Where I read: over the span of three days, mostly while I was alone in my room.
"I will still believe the problem is outside me--a matter of being in the wrong place at the wrong time with the wrong people." (This sentiment is so relatable.)
Final thoughts: This book had a hopeful, bittersweet ending. I definitely want to check out more books dealing with borderline personality disorder, if only to expand that particular horizon.
Seriously... I'm Kidding by Ellen DeGeneres
My rating: 2 of 5 stars
First/final thoughts: Sometimes I wish Ellen wasn't kidding in this book. Everything serious she hints at gets undermined by a joke. Everything. I can watch her show for one-liners--I want more out of a memoir. What makes it more frustrating is the fact that I'm pretty sure Ellen is an introspective person and I know she has stories that are more interesting than silly digressions or cracks at her time on American Idol. I was disappointed.
My rating: 4 of 5 stars
First/final thoughts: As one of the few graphic novels I've read (not skimmed), Fun Home (short for Funeral Home, ha!) stands out as a complete story enhanced by the illustrations. I wanted to look at the story as much as I wanted to continue reading. Bechdel is a no-nonsense writer and I appreciated her honesty.
Recommended for: English majors, people figuring themselves/their relationships to others out, readers, visual learners, parents, and children.

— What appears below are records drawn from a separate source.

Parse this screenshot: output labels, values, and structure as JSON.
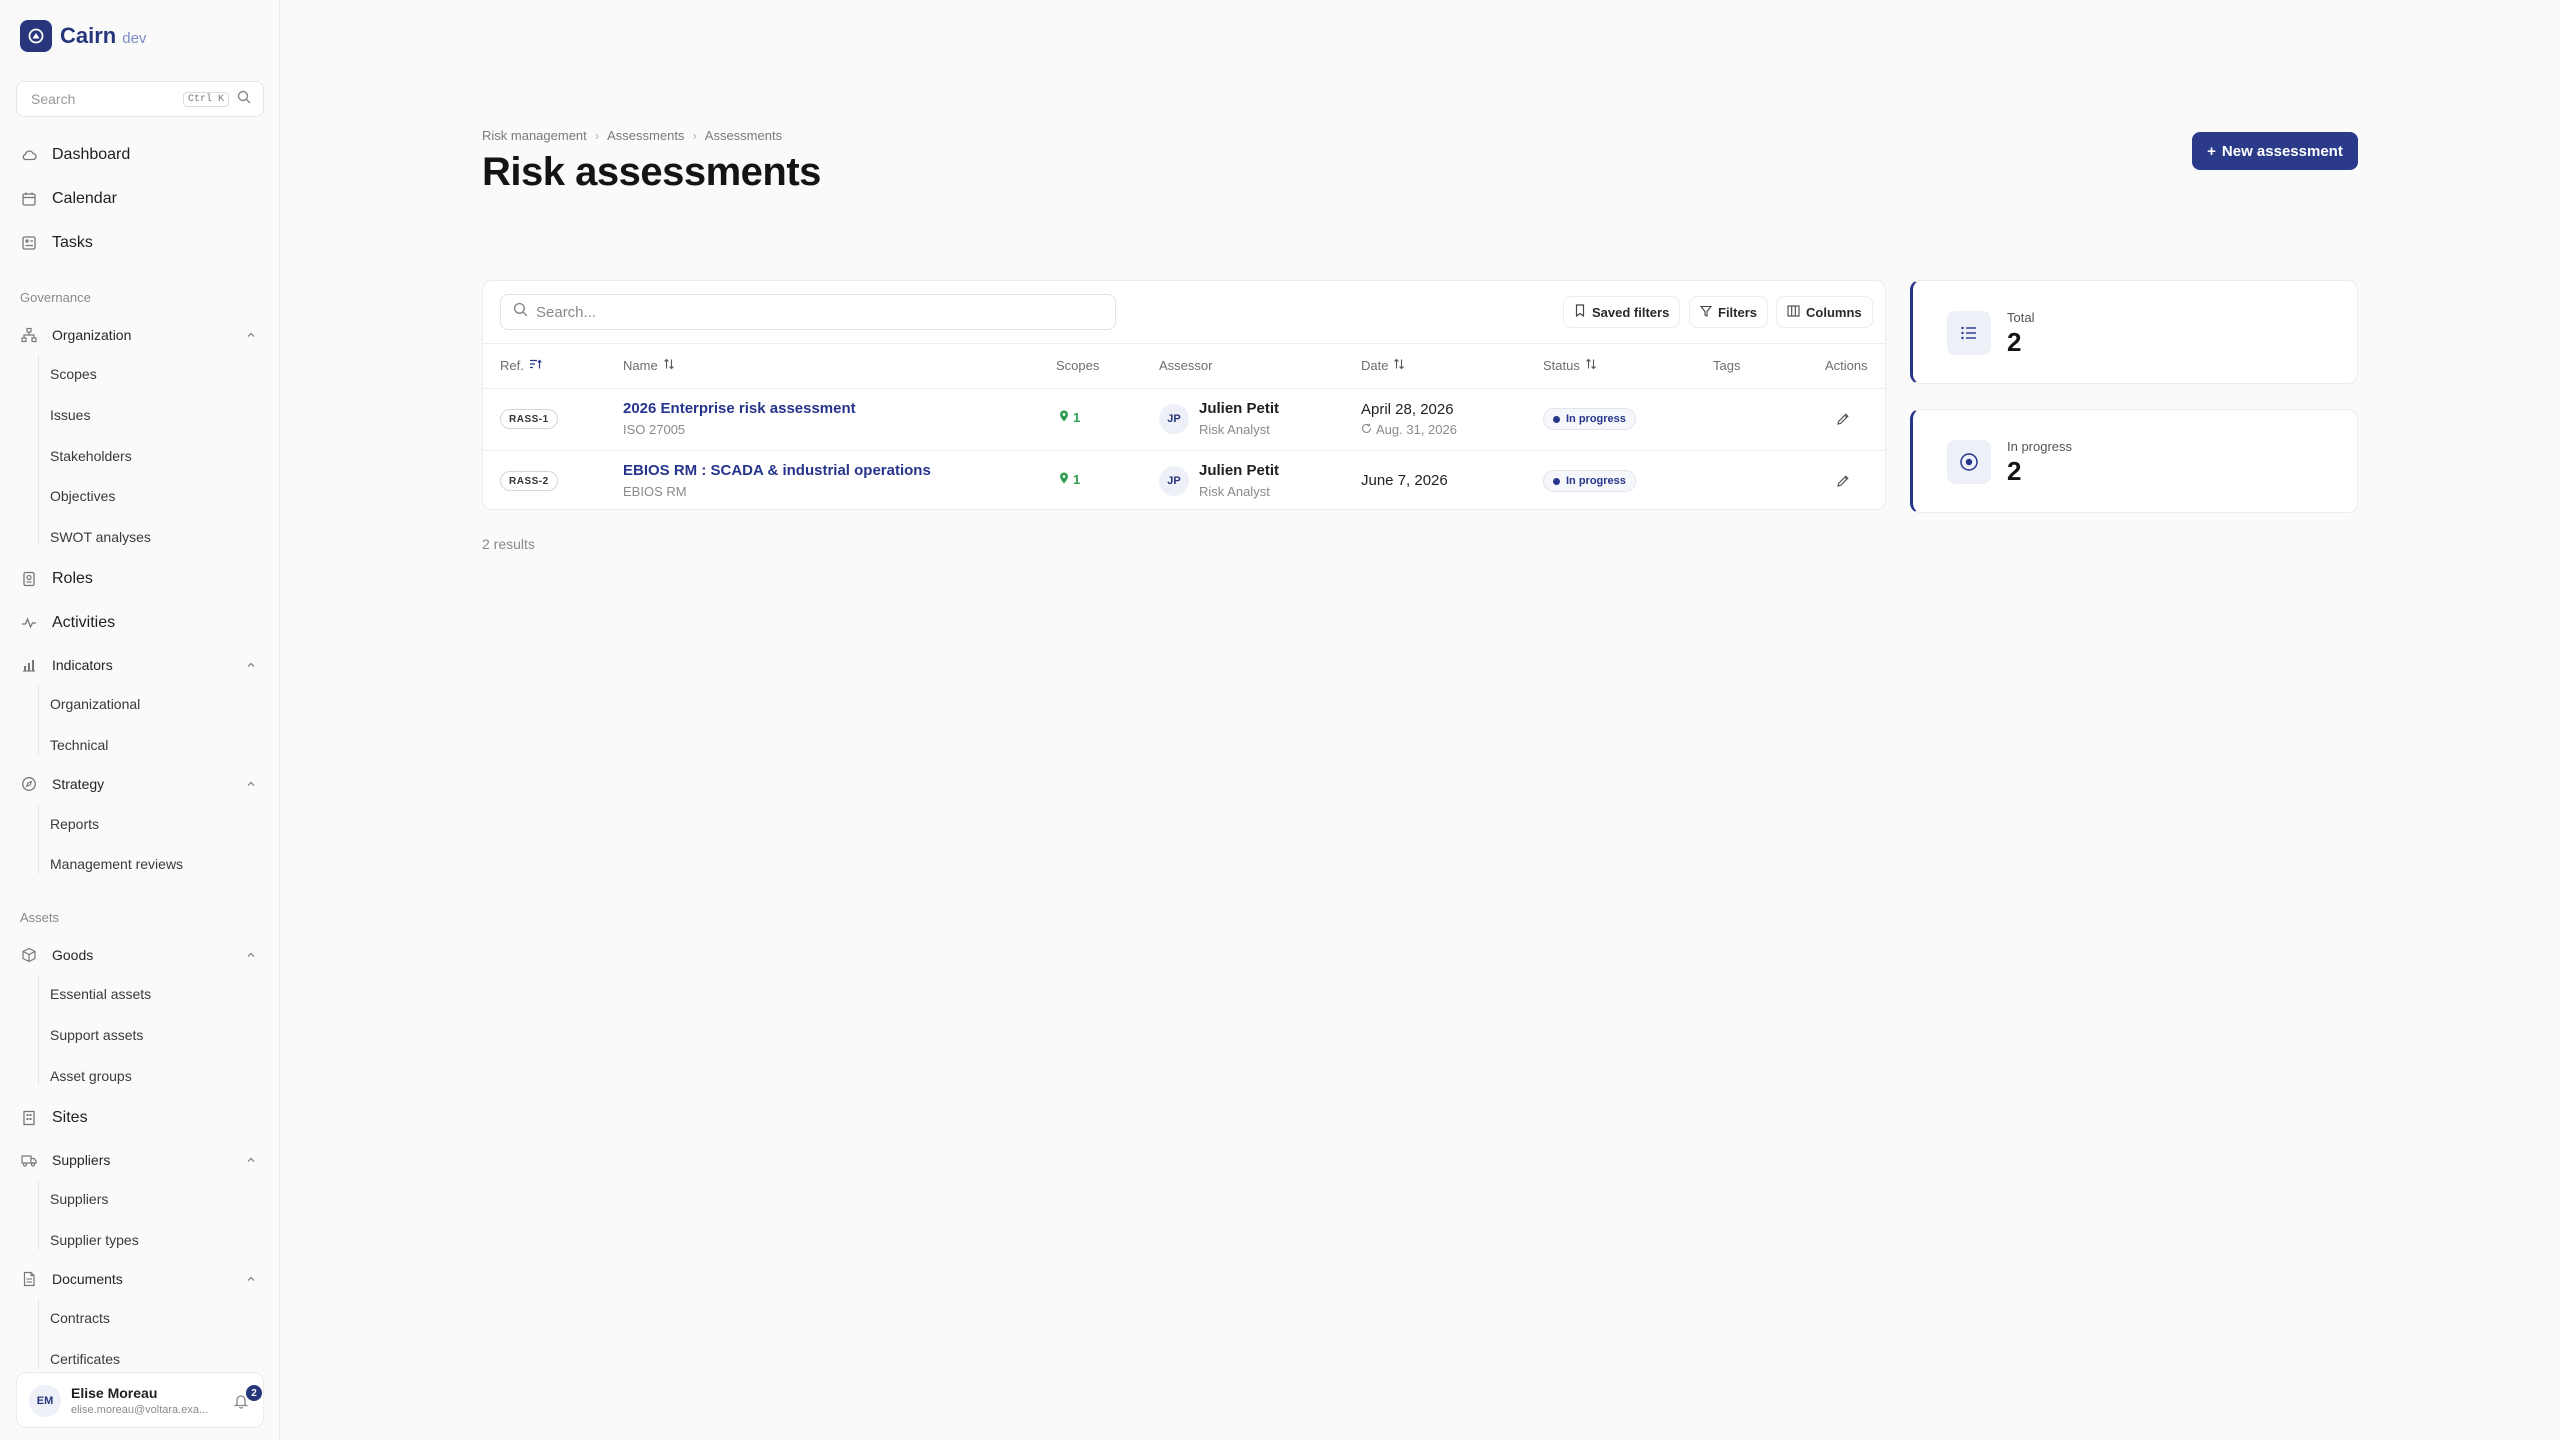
{
  "brand": {
    "name": "Cairn",
    "env": "dev"
  },
  "sidebar": {
    "search_placeholder": "Search",
    "search_shortcut": "Ctrl K",
    "main_items": [
      {
        "label": "Dashboard",
        "icon": "cloud-icon"
      },
      {
        "label": "Calendar",
        "icon": "calendar-icon"
      },
      {
        "label": "Tasks",
        "icon": "tasks-icon"
      }
    ],
    "sections": {
      "governance": "Governance",
      "assets": "Assets"
    },
    "organization": {
      "label": "Organization",
      "items": [
        "Scopes",
        "Issues",
        "Stakeholders",
        "Objectives",
        "SWOT analyses"
      ]
    },
    "roles": "Roles",
    "activities": "Activities",
    "indicators": {
      "label": "Indicators",
      "items": [
        "Organizational",
        "Technical"
      ]
    },
    "strategy": {
      "label": "Strategy",
      "items": [
        "Reports",
        "Management reviews"
      ]
    },
    "goods": {
      "label": "Goods",
      "items": [
        "Essential assets",
        "Support assets",
        "Asset groups"
      ]
    },
    "sites": "Sites",
    "suppliers": {
      "label": "Suppliers",
      "items": [
        "Suppliers",
        "Supplier types"
      ]
    },
    "documents": {
      "label": "Documents",
      "items": [
        "Contracts",
        "Certificates"
      ]
    }
  },
  "user": {
    "initials": "EM",
    "name": "Elise Moreau",
    "email": "elise.moreau@voltara.exa...",
    "notifications": "2"
  },
  "breadcrumb": [
    "Risk management",
    "Assessments",
    "Assessments"
  ],
  "page_title": "Risk assessments",
  "new_button": "New assessment",
  "table": {
    "search_placeholder": "Search...",
    "tools": {
      "saved_filters": "Saved filters",
      "filters": "Filters",
      "columns": "Columns"
    },
    "headers": {
      "ref": "Ref.",
      "name": "Name",
      "scopes": "Scopes",
      "assessor": "Assessor",
      "date": "Date",
      "status": "Status",
      "tags": "Tags",
      "actions": "Actions"
    },
    "rows": [
      {
        "ref": "RASS-1",
        "name": "2026 Enterprise risk assessment",
        "framework": "ISO 27005",
        "scopes": "1",
        "assessor_initials": "JP",
        "assessor_name": "Julien Petit",
        "assessor_role": "Risk Analyst",
        "date": "April 28, 2026",
        "due_date": "Aug. 31, 2026",
        "status": "In progress"
      },
      {
        "ref": "RASS-2",
        "name": "EBIOS RM : SCADA & industrial operations",
        "framework": "EBIOS RM",
        "scopes": "1",
        "assessor_initials": "JP",
        "assessor_name": "Julien Petit",
        "assessor_role": "Risk Analyst",
        "date": "June 7, 2026",
        "due_date": "",
        "status": "In progress"
      }
    ],
    "results": "2 results"
  },
  "stats": [
    {
      "label": "Total",
      "value": "2",
      "icon": "list-icon"
    },
    {
      "label": "In progress",
      "value": "2",
      "icon": "target-icon"
    }
  ],
  "colors": {
    "brand": "#27357a",
    "primary_button": "#2b3b8a",
    "link": "#26358c",
    "scope_green": "#2f9e52"
  }
}
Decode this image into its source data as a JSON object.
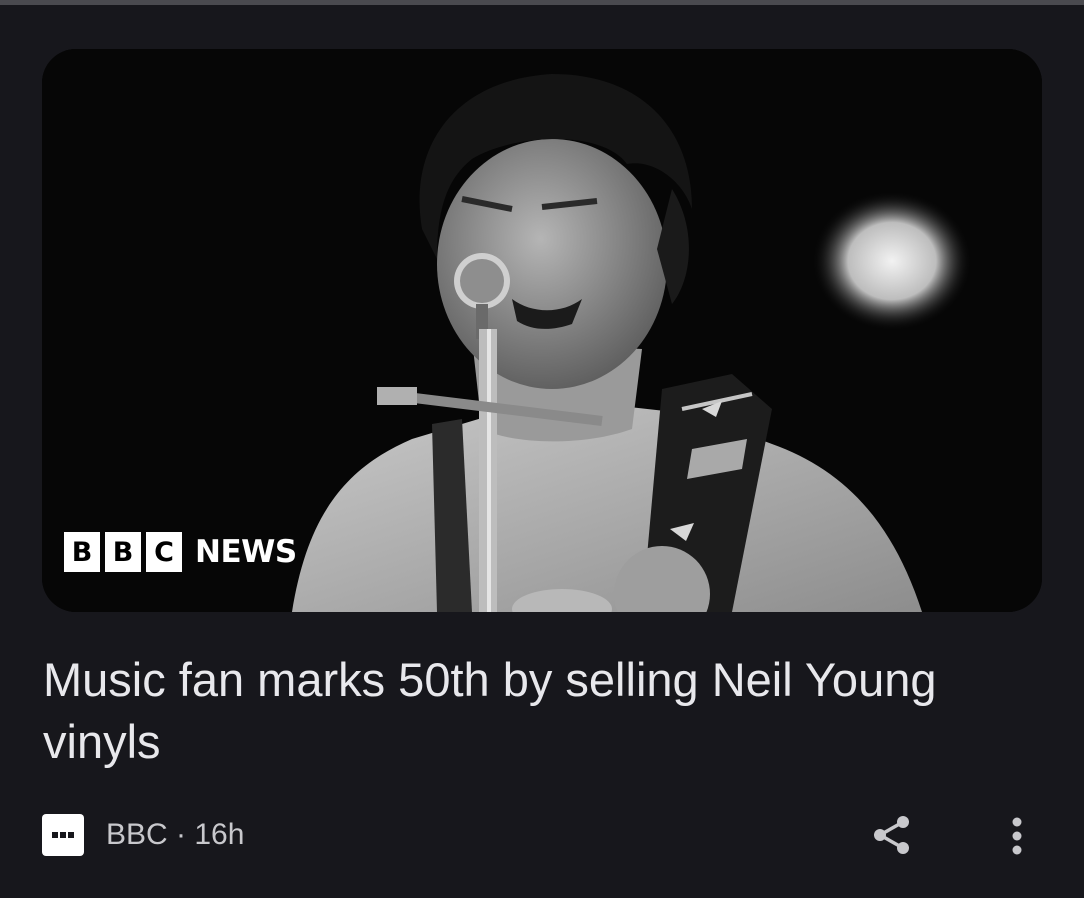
{
  "article": {
    "headline": "Music fan marks 50th by selling Neil Young vinyls",
    "image_alt": "Black and white photo of a musician singing into a microphone with a guitar strap",
    "image_badge": {
      "blocks": [
        "B",
        "B",
        "C"
      ],
      "word": "NEWS"
    },
    "source": "BBC",
    "separator": " · ",
    "age": "16h"
  },
  "actions": {
    "share": "share-icon",
    "more": "more-vert-icon"
  },
  "colors": {
    "background": "#17171c",
    "headline": "#e8e8ec",
    "meta_text": "#c8c8cc",
    "icon": "#c8c8cc"
  }
}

Editor's Note: Now a Tony Award-winning Broadway musical and a Pulizter Prize Finalist!
Confessions of a Fairy's Daughter: Growing Up with a Gay Dad by Alison Wearing
My rating: 4 of 5 stars
First/final thoughts: I'm not generally big on memoirs (although you wouldn't guess that by this book report), but Wearing's prose/voice/writing style is so graceful and thoughtful, I couldn't help but be drawn in to her story. That the subject matter is interesting, fresh, real/personal, and important also helped. Wearing and I have little in common, but I could still relate to her story, which I think is a true measure of her talent.